D’après les chiffres du CNC (Centre national du cinéma et de l’image animée), la fréquentation cinématographique a difficilement atteint 7,38 millions d’entrées au mois de septembre 2022. Soit 20 % de moins qu’en septembre de l’année passée et 34 % de moins qu’en septembre 2019, avant la crise du Covid, avant le confinement, et surtout avant la montée en puissance des plateformes, rappelle un édito du journal Libération qui a consacré sa une du 5 octobre à la crise du cinéma en France. Comment expliquer ce phénomène ? Déjà, le prix, avancent certains. “Une place de cinéma, ce n’est pas donné. Quand on part en famille, qu’on prend deux glaces, trois bonbons, ça fait des soirées chères” déclarait l’acteur Kad Merad sur RMC, le 10 septembre. Il proposait ainsi de baisser le prix du billet : “Il va falloir repenser le prix de la place du cinéma. Ça passera forcément par un effort économique. Baisser les prix ? Peut-être ! Un prix fixe comme les livres ? Peut-être !”
Perception du prix
D’après les chiffres du CNC en 2021, une place de cinéma coûte 7,04 euros en moyenne même s’il y a de fortes disparités selon le type de cinéma (municipal, indépendant, intégré à un réseau…), la région, l’âge des spectateurs et la détention de cartes avec plusieurs entrées ou d’abonnements illimités, énumère Le Parisien. Le quotidien rapporte que le prix du ticket a augmenté de 6,2% en 2021 tandis que l’inflation a connu une hausse de 1,6%. Par ailleurs, depuis 2012, note Le Parisien, le ticket de cinéma a grimpé de 4,8% alors que l’inflation, elle, a augmenté de 10,1% sur cette période. D’après une étude, publiée en mai dernier par le CNC et intitulée “Pourquoi les Français vont-ils moins souvent au cinéma ?”, “la perception du prix du billet” était la deuxième raison, derrière la perte d’habitude. “Les spectateurs réguliers bénéficient de tarifs intéressants et les occasionnels d’opérations promotionnelles comme la Fête du cinéma, explique Charles Vintrou, coprésident du Groupe des exploitants et des cinémas indépendants, au Parisien. Mais l’énorme disparité des prix crée l’image d’un loisir cher. Il faut donc que l’on travaille sur la perception du prix du cinéma.”

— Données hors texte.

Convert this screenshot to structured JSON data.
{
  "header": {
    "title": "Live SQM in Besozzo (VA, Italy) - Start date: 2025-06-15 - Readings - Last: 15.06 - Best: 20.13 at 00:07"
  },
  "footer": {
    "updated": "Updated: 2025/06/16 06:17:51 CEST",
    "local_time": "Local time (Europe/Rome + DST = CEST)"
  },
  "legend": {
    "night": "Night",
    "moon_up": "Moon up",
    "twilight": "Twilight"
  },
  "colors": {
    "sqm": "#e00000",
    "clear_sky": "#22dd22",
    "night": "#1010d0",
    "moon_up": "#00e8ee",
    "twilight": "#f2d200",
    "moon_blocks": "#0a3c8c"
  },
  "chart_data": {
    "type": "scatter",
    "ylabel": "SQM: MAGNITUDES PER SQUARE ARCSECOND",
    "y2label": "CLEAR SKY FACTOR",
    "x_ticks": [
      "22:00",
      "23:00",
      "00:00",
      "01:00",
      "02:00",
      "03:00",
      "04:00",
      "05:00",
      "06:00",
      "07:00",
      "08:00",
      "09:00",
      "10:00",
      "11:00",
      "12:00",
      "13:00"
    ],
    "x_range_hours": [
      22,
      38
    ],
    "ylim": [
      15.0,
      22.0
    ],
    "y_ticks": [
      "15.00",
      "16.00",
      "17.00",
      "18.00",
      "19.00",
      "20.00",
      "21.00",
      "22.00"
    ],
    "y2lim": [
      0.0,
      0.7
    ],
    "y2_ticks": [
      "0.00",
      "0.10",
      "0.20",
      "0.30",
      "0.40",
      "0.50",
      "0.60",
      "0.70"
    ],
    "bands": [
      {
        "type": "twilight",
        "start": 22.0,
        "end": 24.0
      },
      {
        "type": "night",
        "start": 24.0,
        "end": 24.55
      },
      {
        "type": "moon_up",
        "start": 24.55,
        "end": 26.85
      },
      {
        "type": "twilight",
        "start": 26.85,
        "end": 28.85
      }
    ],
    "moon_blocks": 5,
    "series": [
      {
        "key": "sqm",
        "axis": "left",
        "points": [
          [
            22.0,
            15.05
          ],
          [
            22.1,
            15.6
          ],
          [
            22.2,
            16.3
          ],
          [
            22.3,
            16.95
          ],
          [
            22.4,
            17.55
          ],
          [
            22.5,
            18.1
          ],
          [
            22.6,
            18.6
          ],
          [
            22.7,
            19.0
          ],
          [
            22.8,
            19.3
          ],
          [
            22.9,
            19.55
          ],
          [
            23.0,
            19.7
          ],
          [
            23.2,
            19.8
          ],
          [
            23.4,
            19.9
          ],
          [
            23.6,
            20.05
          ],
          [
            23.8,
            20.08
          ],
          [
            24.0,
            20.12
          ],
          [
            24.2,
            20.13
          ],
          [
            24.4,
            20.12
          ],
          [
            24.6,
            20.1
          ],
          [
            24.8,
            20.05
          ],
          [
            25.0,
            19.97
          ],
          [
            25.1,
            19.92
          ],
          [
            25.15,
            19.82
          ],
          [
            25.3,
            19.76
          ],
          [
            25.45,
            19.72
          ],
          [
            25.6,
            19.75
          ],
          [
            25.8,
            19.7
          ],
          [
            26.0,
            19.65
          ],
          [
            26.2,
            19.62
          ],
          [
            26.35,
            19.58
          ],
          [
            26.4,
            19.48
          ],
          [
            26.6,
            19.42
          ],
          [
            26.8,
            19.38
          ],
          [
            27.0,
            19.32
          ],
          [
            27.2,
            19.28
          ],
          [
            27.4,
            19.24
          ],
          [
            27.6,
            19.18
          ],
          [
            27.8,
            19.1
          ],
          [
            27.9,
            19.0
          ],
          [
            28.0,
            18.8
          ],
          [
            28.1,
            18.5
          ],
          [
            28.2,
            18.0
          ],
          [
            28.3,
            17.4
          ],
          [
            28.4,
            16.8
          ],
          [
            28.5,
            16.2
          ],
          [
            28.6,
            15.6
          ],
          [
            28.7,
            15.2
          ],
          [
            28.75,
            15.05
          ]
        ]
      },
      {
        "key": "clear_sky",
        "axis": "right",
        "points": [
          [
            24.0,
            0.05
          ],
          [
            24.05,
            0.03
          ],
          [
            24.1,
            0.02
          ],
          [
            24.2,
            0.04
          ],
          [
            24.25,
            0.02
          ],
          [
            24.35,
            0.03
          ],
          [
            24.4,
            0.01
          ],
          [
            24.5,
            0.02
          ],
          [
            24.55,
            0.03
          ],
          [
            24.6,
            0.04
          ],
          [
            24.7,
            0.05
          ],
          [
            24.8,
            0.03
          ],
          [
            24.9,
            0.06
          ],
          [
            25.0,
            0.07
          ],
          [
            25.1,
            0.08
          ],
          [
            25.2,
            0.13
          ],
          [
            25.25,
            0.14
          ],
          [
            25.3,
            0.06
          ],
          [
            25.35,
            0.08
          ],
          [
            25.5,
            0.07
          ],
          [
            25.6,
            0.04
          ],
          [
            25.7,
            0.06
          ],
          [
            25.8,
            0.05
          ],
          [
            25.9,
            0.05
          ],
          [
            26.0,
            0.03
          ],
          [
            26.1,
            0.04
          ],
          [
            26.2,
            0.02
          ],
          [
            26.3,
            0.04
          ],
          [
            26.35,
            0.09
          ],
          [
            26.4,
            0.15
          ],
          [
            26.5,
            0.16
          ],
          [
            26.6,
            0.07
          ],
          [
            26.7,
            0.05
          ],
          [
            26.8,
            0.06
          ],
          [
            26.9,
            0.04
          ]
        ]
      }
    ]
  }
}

Réinventer le modèle d’excellence française
Mais le tarif, ou sa perception, n’est pas la seule raison qui explique cette crise. Éléonore Weber, de la Société des réalisateurs français, interrogée par Le Parisien estime qu’il faut “aussi mieux parler des films, faire valoir la diversité des œuvres, lancer un grand plan d’éducation à l’image dans les écoles”. Une des pistes pour s’en sortir ? Réinventer le modèle d’excellence française, écrit Libération dans son édito. Et non pas essayer de “singer le modèle américain.” Dans les colonnes du quotidien de gauche, Caroline Champetier, qui a notamment travaillé avec Jean-Luc Godard et Jacques Doillon, résume : “L’industrie qui est en train de se réorganiser, en acceptant de ne produire que du flux, m’évoque ce qu’était l’industrie agroalimentaire il y a vingt ans. Des gros pôles de diffusion qui faisaient venir de la malbouffe, produisaient énormément pour pouvoir en vendre moins cher, et que les classes populaires puissent se nourrir à moindres frais. Puis on prend conscience que les classes populaires aussi doivent être bien nourries. Nourrir les gens avec n’importe quoi, c’est ça le libéralisme.”